Dumping 3 messages for domain "example"
NIL
*

When this file is compiled, all of the translatable strings are recorded. This includes the docstring for foo, the string for the first format, and the string marked by the call to intl:ngettext.

A file named “example.pot” in the directory “./” is created. The contents of this file are:

#@ example

# SOME DESCRIPTIVE TITLE
# FIRST AUTHOR <EMAIL@ADDRESS>, YEAR
#
#, fuzzy
msgid ""
msgstr ""
"Project-Id-Version: PACKAGE VERSION"
"Report-Msgid-Bugs-To: "
"PO-Revision-Date: YEAR-MO-DA HO:MI +ZONE"
"Last-Translator: FULL NAME <EMAIL@ADDRESS>"
"Language-Team: LANGUAGE <LL@li.org>"
"MIME-Version: 1.0"
"Content-Type: text/plain; charset=UTF-8"
"Content-Transfer-Encoding: 8bit"

#.  One line comment about bar.
#: intl-ex.lisp
msgid "bar of ~A and ~A = ~A~%"
msgstr ""

#.  Multiline comment about
    how many Xs there are
#: intl-ex.lisp
msgid "Cool function foo of x and y"
msgstr ""

#: intl-ex.lisp
msgid "There is one X"
msgid_plural "There are many Xs"
msgstr[0] ""

To finish the translation, a corresponding “example.po” file needs to be created with the appropriate translations for the given strings. This file must be placed in some directory that is included in intl:*locale-directories*.

Suppose the translation is done for Korean. Then the user can set the environment variables appropriately or call (intl:setlocale "ko").
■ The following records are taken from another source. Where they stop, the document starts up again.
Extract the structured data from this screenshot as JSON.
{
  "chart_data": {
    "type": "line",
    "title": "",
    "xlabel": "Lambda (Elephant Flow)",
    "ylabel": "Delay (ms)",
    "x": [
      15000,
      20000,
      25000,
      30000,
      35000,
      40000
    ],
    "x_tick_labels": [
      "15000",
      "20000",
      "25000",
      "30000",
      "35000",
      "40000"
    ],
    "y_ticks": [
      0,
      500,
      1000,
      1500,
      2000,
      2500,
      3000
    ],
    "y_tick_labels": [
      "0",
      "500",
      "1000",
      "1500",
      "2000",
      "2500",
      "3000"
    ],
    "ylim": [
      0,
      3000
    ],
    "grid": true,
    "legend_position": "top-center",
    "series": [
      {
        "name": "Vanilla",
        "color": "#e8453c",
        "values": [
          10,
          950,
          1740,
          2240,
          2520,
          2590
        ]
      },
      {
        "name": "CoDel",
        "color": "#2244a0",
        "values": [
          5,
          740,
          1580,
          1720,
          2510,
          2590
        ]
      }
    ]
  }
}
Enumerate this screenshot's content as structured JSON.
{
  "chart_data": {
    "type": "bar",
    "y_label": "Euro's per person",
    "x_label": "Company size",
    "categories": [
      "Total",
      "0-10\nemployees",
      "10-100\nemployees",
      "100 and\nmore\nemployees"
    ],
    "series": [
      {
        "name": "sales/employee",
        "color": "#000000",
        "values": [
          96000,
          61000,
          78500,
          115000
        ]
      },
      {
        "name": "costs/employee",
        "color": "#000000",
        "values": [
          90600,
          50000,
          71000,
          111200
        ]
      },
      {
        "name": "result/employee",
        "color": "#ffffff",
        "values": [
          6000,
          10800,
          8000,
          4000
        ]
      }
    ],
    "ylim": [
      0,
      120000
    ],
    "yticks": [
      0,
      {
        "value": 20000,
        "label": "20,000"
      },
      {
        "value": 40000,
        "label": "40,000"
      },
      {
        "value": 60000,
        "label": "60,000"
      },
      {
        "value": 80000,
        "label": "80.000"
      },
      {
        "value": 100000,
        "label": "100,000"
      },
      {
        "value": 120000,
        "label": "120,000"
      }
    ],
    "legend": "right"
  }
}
Note that the external format for the standard streams needs to be set up appropriately too. It is up to the user to set this correctly. Once this is all done, the output from the function foo will now be in Korean instead of English as in the original source file.

For further information, we refer the reader to documentation on gettext.

2.30  Static Arrays

cmucl supports static arrays which are arrays that are not moved by the garbage collector. To create such an array, use the :allocation option to make-array with a value of :malloc. These arrays appear as normal Lisp arrays, but are actually allocated from the C heap (hence the :malloc). Thus, the number and size of such arrays are limited by the available C heap.

Also, only certain types of arrays can be allocated. The static array cannot be adjustable and cannot be displaced to. The array must also be a simple-array of one dimension. The element type is also constrained to be one of the types in Table 2.3.


(unsigned-byte 8)
(unsigned-byte 16)
(unsigned-byte 32)
(signed-byte 8)
(signed-byte 16)
(signed-byte 32)
single-float
double-float
(complex single-float)
(complex double-float)
Table 2.3: Allowed element types for static arrays

The arrays are properly handled by GC. GC will not move the arrays, but they will be properly removed up if they become garbage.


1
This implementation was donated by Paul Foley
2
“Mersenne Twister: A 623-Dimensionally Equidistributed Uniform Pseudorandom Number Generator,” ACM Trans. on Modeling and Computer Simulation, Vol. 8, No. 1, January 1998, pp.3–30
3
This feature was independently developed, but the interface is modelled after a similar feature in Allegro. Some names, however, have been changed.